И здесь Фрида Абрамовна выказала себя не подручным, а строгим судьей. Вот о чем я думал на гражданской панихиде и на кладбище. Фрида Абрамовна была человеком непосредственной отдачи — чтение рассказа могло вызвать слезы. Е.М. Голышева[321] сказала мне, что последней книгой, которую читала Фрида Абрамовна, были мои «Колымские рассказы».[322] Рассказы мои вряд ли были полезным чтением для больной. Но мне хорошо думать о том, что сказала Е.М., — и чувствовать себя связанным с Фридой Абрамовной лично — и навеки.
Н.Я. Мандельштам — В. Т. Шаламову
2 сентября 1965 г.
Дорогой Варлам Тихонович!
Я еще не кричу «сентенция», но период зависти уже прошел. Что может быть общего между моими предполагаемыми Черемушками и Борисовым Переделкином. К тому же я не пишу стихов, и нет рифмы у меня, чтобы обеспечить мне «талон на месте у колонн». А еще Ося хорошо обеспечил меня от внешнего (вдовьего) успеха. Он заранее принял меры, чтобы ни «вечеров памяти», ни знаменательных дат у него не было. Вы напрасно поэтому беспокоились, что мне бросится молоко в голову, и я зашуршу вдовьими ризами. Единственное, что я знаю, это — что стишки хороши. Но когда их хвалят потусторонние хвалители, я заболеваю от их глупости. А. А. не выдержала старости, а не славы, и при этом стишки писала она.
Рассказ[323] по каждой детали, по каждому слову — поразительный. Это точность, в миллион раз более точная, чем любая математическая формула. Точность эта создает неистовой глубины музыку понятий и смыслов, которая звучит во славу жизни. Ваш труд углубляется и уходит с поверхности жизни в самые ее глубины. Передайте Эмме Герштейн, если вы ее увидите, что вы только подошли к теме:[324] оглядев наружные слои, вы пошли вглубь — в сущность жизни, которую нельзя убить.
В этом рассказе присутствует более, чем где-либо, ваш отец, потому что все — сила и правда — должно быть от него, от детства, от дома.

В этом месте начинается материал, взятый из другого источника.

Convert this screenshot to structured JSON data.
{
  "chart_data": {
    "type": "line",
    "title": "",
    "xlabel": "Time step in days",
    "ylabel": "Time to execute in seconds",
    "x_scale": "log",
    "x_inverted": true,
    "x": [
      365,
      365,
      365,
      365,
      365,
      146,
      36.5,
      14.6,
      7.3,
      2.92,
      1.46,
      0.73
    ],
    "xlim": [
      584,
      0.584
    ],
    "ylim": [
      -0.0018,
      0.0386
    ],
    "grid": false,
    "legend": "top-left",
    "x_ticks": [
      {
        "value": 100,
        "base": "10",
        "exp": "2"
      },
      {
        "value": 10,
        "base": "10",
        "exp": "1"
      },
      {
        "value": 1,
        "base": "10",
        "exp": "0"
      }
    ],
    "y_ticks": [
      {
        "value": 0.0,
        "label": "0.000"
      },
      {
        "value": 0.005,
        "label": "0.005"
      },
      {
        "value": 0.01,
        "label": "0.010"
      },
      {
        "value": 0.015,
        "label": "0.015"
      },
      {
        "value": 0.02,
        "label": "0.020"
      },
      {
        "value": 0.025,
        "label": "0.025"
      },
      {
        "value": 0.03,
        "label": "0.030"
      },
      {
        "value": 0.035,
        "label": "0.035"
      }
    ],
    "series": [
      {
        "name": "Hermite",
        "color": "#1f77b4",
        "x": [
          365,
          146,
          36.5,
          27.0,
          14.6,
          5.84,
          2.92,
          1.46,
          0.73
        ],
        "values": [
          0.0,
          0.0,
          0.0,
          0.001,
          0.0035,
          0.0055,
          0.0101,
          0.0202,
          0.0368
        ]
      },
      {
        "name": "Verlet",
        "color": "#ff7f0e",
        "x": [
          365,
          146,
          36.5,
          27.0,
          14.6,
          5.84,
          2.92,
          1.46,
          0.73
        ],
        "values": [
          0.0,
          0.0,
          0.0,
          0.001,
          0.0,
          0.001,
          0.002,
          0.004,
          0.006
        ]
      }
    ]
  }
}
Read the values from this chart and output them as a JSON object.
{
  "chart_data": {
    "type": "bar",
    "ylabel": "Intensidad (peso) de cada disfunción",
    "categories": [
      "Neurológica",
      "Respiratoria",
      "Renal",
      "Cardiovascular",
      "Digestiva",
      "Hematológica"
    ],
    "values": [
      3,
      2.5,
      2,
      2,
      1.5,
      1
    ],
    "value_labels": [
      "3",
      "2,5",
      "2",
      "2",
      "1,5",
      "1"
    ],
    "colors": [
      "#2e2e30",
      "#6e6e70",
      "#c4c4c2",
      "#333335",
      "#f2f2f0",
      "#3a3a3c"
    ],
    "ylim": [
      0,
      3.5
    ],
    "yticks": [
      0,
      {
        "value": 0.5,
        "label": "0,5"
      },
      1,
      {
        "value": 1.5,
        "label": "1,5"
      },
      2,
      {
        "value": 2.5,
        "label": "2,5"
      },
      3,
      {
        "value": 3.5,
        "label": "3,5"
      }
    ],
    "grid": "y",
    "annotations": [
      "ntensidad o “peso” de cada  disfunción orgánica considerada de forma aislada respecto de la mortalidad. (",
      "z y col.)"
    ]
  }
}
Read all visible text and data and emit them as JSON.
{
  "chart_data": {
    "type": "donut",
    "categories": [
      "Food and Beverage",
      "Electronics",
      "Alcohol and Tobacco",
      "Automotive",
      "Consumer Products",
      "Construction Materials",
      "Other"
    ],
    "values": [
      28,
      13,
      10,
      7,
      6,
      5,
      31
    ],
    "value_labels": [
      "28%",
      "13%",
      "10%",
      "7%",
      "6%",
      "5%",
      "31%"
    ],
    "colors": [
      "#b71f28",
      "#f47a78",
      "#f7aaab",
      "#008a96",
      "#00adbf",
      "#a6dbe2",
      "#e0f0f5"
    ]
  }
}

Дураки Оттены что-то пищали, когда мы у них были, что ко мне ходят «поклонники». А я подумала, что и перед вами, и перед Володей Вейсбергом, [325] с которыми я пришла к ним, я всегда буду стоять на задних лапах, потому что вы оба — он в живописи, а вы в слове и мысли — достигли тех глубин, куда я могу проникнуть только вслед за вами, когда вы лучиком освещаете мне путь.
Я горжусь всем, что вы делаете, особенно последними рассказами, особенно тем, который я уже почти знаю наизусть.
Сентенция!
Н. Мандельштам.
1) По-моему, это лучшая проза в России за многие и многие годы. Читая в первый раз, я так следила за фактами, что не в достаточной мере оценила глубочайшую внутреннюю музыку целого. А может, и вообще лучшая проза двадцатого века.